Newly secreted proteoglycans from adult human cartilage do not interact well with hyaluronate, but attain this ability with time in the extracellular matrix. The conversion process occurs in all types of cartilagenous matrix, as newborn cartilage cultures, chondrosarcoma cultures and adult chondrocyte cultures each secreted proteoglycan subunits which exhibited the delayed aggregation phenomenon. However, the rate of conversion is probably dependent upon the structure of the surrounding matrix and the cell type. In vitro, link protein appears to enhance an initial change in the hyaluronate-binding region of the newly secreted proteoglycan subunits to allows stronger interaction with hyaluronate. In a second step, which is pH- and temperature-dependent, the change becomes irreversible. Thus, in addition to its role in stabilizing the interaction of mature proteoglycan subunits with hyaluronate, link protein may also aid in promoting the conversion of the newly synthesized proteoglycan subunit to a form that is capable of strong interaction with hyaluronate.

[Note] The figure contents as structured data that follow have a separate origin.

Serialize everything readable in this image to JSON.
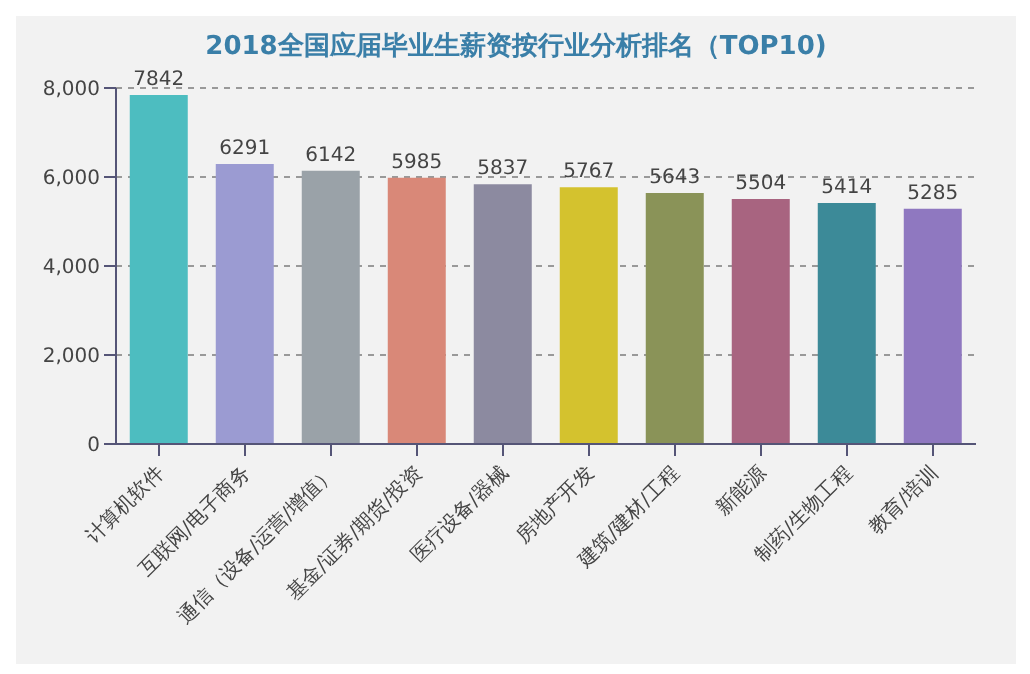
{
  "chart_data": {
    "type": "bar",
    "title": "2018全国应届毕业生薪资按行业分析排名（TOP10)",
    "categories": [
      "计算机软件",
      "互联网/电子商务",
      "通信（设备/运营/增值）",
      "基金/证券/期货/投资",
      "医疗设备/器械",
      "房地产开发",
      "建筑/建材/工程",
      "新能源",
      "制药/生物工程",
      "教育/培训"
    ],
    "values": [
      7842,
      6291,
      6142,
      5985,
      5837,
      5767,
      5643,
      5504,
      5414,
      5285
    ],
    "colors": [
      "#4dbdc0",
      "#9b9bd2",
      "#9aa2a8",
      "#d98878",
      "#8c8aa0",
      "#d4c22e",
      "#8a9358",
      "#a86480",
      "#3c8a98",
      "#8f78c0"
    ],
    "ylim": [
      0,
      8000
    ],
    "yticks": [
      {
        "value": 0,
        "label": "0"
      },
      {
        "value": 2000,
        "label": "2,000"
      },
      {
        "value": 4000,
        "label": "4,000"
      },
      {
        "value": 6000,
        "label": "6,000"
      },
      {
        "value": 8000,
        "label": "8,000"
      }
    ],
    "grid": "y",
    "data_labels": true
  }
}
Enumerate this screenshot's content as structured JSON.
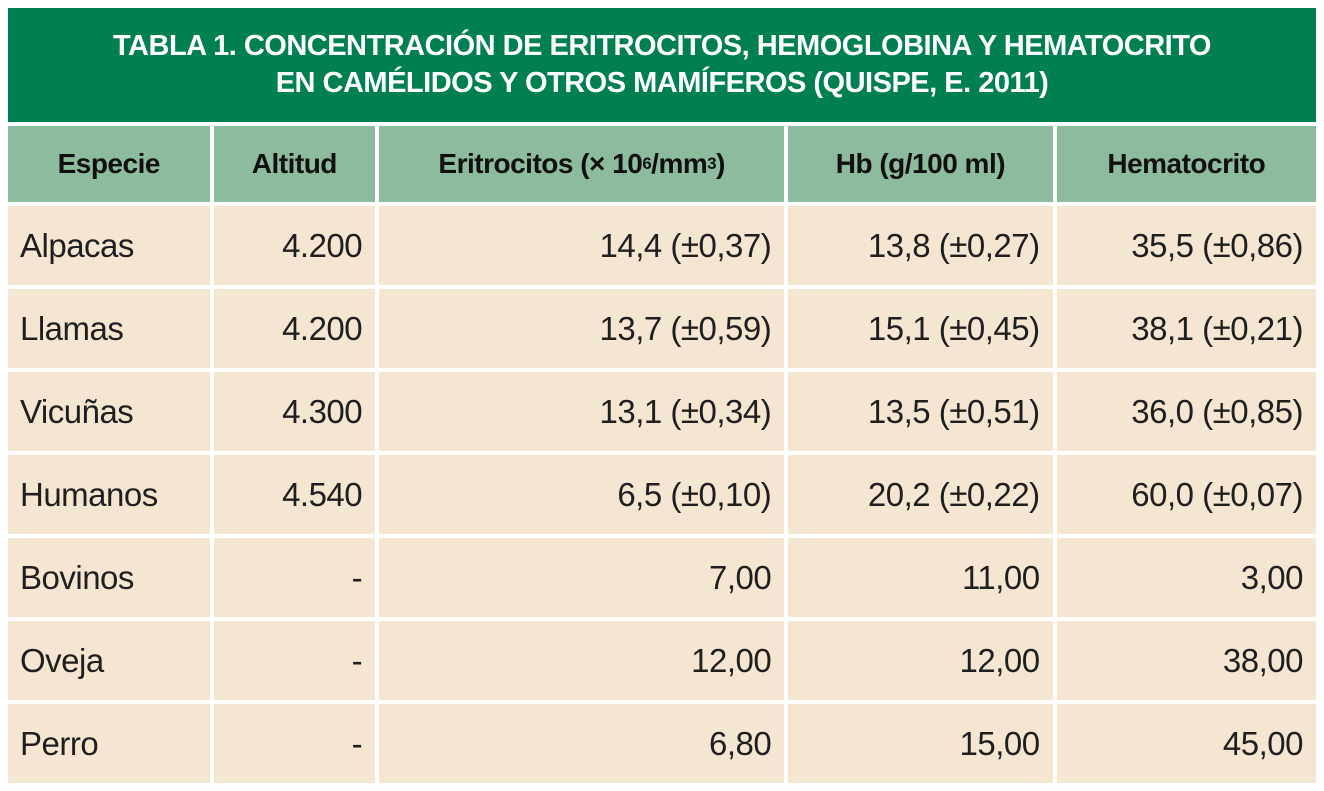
{
  "title": {
    "line1": "TABLA 1. CONCENTRACIÓN DE ERITROCITOS, HEMOGLOBINA Y HEMATOCRITO",
    "line2": "EN CAMÉLIDOS Y OTROS MAMÍFEROS (QUISPE, E. 2011)"
  },
  "colors": {
    "title_bar_bg": "#008050",
    "title_text": "#ffffff",
    "header_bg": "#8dbb9d",
    "header_text": "#101010",
    "row_bg": "#f5e6d2",
    "row_text": "#1f1f1f",
    "gap": "#ffffff"
  },
  "table": {
    "columns": [
      "Especie",
      "Altitud",
      "Eritrocitos (× 10⁶/mm³)",
      "Hb (g/100 ml)",
      "Hematocrito"
    ],
    "col3_parts": {
      "a": "Eritrocitos (× 10",
      "sup1": "6",
      "b": "/mm",
      "sup2": "3",
      "c": ")"
    },
    "rows": [
      [
        "Alpacas",
        "4.200",
        "14,4 (±0,37)",
        "13,8 (±0,27)",
        "35,5 (±0,86)"
      ],
      [
        "Llamas",
        "4.200",
        "13,7 (±0,59)",
        "15,1 (±0,45)",
        "38,1 (±0,21)"
      ],
      [
        "Vicuñas",
        "4.300",
        "13,1 (±0,34)",
        "13,5 (±0,51)",
        "36,0 (±0,85)"
      ],
      [
        "Humanos",
        "4.540",
        "6,5 (±0,10)",
        "20,2 (±0,22)",
        "60,0 (±0,07)"
      ],
      [
        "Bovinos",
        "-",
        "7,00",
        "11,00",
        "3,00"
      ],
      [
        "Oveja",
        "-",
        "12,00",
        "12,00",
        "38,00"
      ],
      [
        "Perro",
        "-",
        "6,80",
        "15,00",
        "45,00"
      ]
    ]
  },
  "chart_data": {
    "type": "table",
    "title": "TABLA 1. CONCENTRACIÓN DE ERITROCITOS, HEMOGLOBINA Y HEMATOCRITO EN CAMÉLIDOS Y OTROS MAMÍFEROS (QUISPE, E. 2011)",
    "columns": [
      "Especie",
      "Altitud",
      "Eritrocitos (× 10⁶/mm³)",
      "Hb (g/100 ml)",
      "Hematocrito"
    ],
    "rows": [
      [
        "Alpacas",
        "4.200",
        "14,4 (±0,37)",
        "13,8 (±0,27)",
        "35,5 (±0,86)"
      ],
      [
        "Llamas",
        "4.200",
        "13,7 (±0,59)",
        "15,1 (±0,45)",
        "38,1 (±0,21)"
      ],
      [
        "Vicuñas",
        "4.300",
        "13,1 (±0,34)",
        "13,5 (±0,51)",
        "36,0 (±0,85)"
      ],
      [
        "Humanos",
        "4.540",
        "6,5 (±0,10)",
        "20,2 (±0,22)",
        "60,0 (±0,07)"
      ],
      [
        "Bovinos",
        "-",
        "7,00",
        "11,00",
        "3,00"
      ],
      [
        "Oveja",
        "-",
        "12,00",
        "12,00",
        "38,00"
      ],
      [
        "Perro",
        "-",
        "6,80",
        "15,00",
        "45,00"
      ]
    ]
  }
}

The synthesis of dermatan sulphate proteoglycans by fetal and adult human articular cartilage.

Non-aggregating dermatan sulphate proteoglycans can be extracted from both fetal and adult human articular cartilage. The dermatan sulphate proteoglycans appear to be smaller in the adult, this presumably being due to shorter glycosaminoglycan chains, and these chains contain a greater proportion of their uronic acid residues as iduronate. Both the adult and fetal dermatan sulphate proteoglycans contain a greater amount of 4-sulphation than 6-sulphation of the N-acetylgalactosamine residues, in contrast with the aggregating proteoglycans, which always show more 6-sulphation on their chondroitin sulphate chains. In the fetus the major dermatan sulphate proteoglycan to be synthesized is DS-PGI, though DS-PGII is synthesized in reasonable amounts. In the adult, however, DS-PGI synthesis is barely detectable relative to DS-PGII, which is still synthesized in substantial amounts. Purification of the dermatan sulphate proteoglycans from adult cartilage is hampered by the presence of degradation products derived from the large aggregating proteoglycans, which possess similar charge, size and density properties, but which can be distinguished by their ability to interact with hyaluronic acid.

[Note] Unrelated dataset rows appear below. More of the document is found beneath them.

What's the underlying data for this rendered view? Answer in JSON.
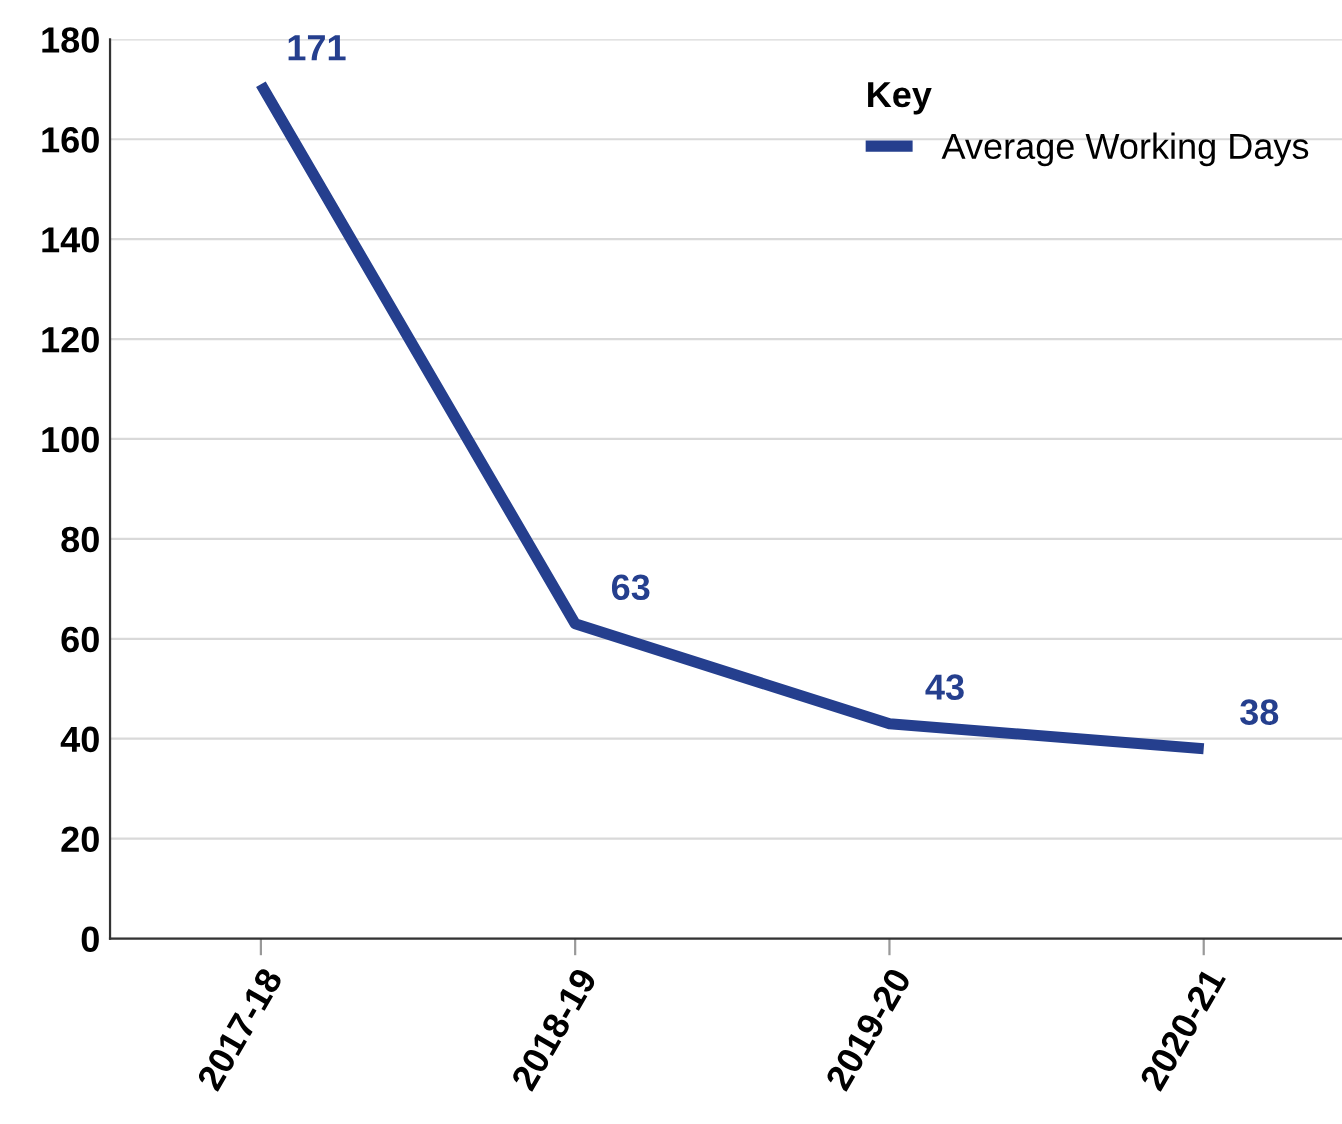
{
  "chart_data": {
    "type": "line",
    "categories": [
      "2017-18",
      "2018-19",
      "2019-20",
      "2020-21"
    ],
    "series": [
      {
        "name": "Average Working Days",
        "color": "#253f8e",
        "values": [
          171,
          63,
          43,
          38
        ]
      }
    ],
    "ylim": [
      0,
      180
    ],
    "yticks": [
      0,
      20,
      40,
      60,
      80,
      100,
      120,
      140,
      160,
      180
    ],
    "grid": "y",
    "legend": "top right",
    "legend_title": "Key",
    "data_labels": true,
    "marker": "none",
    "line_style": "solid"
  }
}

The role of link protein in mediating the interaction between hyaluronic acid and newly secreted proteoglycan subunits from adult human articular cartilage.

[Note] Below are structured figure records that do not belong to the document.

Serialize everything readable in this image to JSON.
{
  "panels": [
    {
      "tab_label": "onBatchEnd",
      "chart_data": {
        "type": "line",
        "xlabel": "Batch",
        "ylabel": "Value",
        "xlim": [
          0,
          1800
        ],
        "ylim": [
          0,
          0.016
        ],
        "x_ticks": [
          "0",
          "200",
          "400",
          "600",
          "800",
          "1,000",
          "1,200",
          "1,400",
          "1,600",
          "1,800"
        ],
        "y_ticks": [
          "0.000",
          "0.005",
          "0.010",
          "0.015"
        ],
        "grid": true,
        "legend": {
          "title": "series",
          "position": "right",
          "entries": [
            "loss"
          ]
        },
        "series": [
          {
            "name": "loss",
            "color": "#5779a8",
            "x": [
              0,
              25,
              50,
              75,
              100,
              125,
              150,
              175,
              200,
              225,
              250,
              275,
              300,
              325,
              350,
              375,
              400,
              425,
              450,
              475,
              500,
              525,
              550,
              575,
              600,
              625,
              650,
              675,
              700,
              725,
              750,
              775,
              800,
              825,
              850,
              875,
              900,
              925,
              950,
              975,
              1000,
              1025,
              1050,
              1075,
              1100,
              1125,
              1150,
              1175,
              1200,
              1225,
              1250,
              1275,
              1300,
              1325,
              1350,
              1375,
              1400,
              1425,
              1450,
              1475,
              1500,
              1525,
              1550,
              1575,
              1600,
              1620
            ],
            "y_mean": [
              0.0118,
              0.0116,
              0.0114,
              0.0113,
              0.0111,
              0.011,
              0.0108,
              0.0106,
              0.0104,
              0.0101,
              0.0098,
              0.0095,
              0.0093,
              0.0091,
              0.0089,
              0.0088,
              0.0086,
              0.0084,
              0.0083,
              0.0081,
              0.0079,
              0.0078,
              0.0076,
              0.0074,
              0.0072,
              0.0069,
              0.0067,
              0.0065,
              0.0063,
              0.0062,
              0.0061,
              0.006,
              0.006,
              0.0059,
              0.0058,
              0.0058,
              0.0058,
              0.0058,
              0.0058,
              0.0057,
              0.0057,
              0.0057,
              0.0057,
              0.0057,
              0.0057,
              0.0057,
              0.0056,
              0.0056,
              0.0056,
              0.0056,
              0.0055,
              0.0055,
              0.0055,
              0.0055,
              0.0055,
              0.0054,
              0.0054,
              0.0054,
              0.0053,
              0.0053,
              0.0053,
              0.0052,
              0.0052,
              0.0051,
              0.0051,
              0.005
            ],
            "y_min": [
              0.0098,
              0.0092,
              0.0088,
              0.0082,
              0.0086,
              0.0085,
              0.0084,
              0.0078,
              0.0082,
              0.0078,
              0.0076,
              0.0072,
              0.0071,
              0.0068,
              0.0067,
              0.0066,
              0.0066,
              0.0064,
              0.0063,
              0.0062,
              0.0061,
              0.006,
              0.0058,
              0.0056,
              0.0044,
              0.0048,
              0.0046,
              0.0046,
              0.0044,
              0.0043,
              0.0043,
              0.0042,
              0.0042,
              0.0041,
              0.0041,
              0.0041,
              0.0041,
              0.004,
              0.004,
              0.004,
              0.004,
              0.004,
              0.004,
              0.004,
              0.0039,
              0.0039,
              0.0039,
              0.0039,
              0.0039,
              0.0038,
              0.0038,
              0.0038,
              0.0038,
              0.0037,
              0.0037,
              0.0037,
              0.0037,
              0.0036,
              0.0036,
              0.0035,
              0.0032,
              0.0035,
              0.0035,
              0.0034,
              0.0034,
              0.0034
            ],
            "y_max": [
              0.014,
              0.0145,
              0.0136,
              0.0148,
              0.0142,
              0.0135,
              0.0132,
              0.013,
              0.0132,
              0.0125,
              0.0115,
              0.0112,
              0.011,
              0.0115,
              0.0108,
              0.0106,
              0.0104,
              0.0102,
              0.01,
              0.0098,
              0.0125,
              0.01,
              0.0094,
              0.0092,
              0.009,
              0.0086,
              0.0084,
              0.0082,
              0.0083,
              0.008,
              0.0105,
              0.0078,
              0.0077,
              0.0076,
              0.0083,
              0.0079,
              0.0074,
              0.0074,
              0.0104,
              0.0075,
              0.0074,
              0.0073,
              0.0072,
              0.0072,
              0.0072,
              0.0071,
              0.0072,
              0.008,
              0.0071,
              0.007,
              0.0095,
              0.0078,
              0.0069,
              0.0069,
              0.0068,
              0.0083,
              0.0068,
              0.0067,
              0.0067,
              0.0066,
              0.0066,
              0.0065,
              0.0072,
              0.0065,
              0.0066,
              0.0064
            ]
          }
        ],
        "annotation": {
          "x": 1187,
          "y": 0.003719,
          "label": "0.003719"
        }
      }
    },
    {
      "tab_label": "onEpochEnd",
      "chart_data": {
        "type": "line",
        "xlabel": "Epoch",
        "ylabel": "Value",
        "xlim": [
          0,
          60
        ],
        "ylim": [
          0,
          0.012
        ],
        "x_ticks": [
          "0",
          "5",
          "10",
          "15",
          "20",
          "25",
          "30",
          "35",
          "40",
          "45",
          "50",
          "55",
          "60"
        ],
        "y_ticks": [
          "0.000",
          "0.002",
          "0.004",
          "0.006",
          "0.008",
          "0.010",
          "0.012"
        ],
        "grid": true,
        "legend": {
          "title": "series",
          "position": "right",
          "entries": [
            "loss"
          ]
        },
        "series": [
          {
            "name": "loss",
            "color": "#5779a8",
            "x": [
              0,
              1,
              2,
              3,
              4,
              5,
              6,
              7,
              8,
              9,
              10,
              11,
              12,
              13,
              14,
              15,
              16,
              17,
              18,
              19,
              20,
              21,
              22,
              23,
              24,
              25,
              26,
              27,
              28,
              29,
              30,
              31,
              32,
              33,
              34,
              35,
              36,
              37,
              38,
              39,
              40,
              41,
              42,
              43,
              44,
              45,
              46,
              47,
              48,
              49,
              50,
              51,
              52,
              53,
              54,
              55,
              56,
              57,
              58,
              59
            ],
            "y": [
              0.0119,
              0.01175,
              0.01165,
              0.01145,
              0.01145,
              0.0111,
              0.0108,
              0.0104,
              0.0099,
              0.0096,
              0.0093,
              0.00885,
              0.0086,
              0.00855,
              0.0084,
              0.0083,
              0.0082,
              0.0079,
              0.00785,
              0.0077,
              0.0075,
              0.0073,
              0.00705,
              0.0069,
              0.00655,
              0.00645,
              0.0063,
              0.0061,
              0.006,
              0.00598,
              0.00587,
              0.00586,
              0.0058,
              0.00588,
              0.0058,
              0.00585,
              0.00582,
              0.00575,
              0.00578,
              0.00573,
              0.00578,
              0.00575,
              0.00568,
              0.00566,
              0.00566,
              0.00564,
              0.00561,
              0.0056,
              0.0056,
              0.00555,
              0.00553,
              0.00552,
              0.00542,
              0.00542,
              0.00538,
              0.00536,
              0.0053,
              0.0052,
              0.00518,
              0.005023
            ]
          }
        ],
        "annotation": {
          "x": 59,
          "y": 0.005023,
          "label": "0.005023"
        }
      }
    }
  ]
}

Normal adult human articular cartilage in organ culture secretes proteoglycan subunits that cannot initially interact in a normal manner with hyaluronic acid unless the latter is present at high concentrations and a neutral pH is employed. However, if the newly secreted subunit is allowed to mature in the cartilage matrix for up to 12 h, then its ability to interact is indistinguishable from that of its more mature counterparts. This conversion does not take place if the proteoglycan subunits are incubated in dilute solutions in the absence of the cartilage, and it is prevented by culturing at low temperature. The newly secreted proteoglycan subunits can, however, be induced to interact with hyaluronic acid by the presence of link proteins. The complex formed by these three components cannot be dissociated in the presence of hyaluronic acid oligosaccharides, suggesting a normal aggregate configuration. It is thus possible that proteoglycan aggregate formation within the cartilage is initially mediated by the presence of link proteins, which induce a conformational change with the hyaluronic acid-binding region of the proteoglycan subunits, although additional modification may be necessary to render any such change irreversible.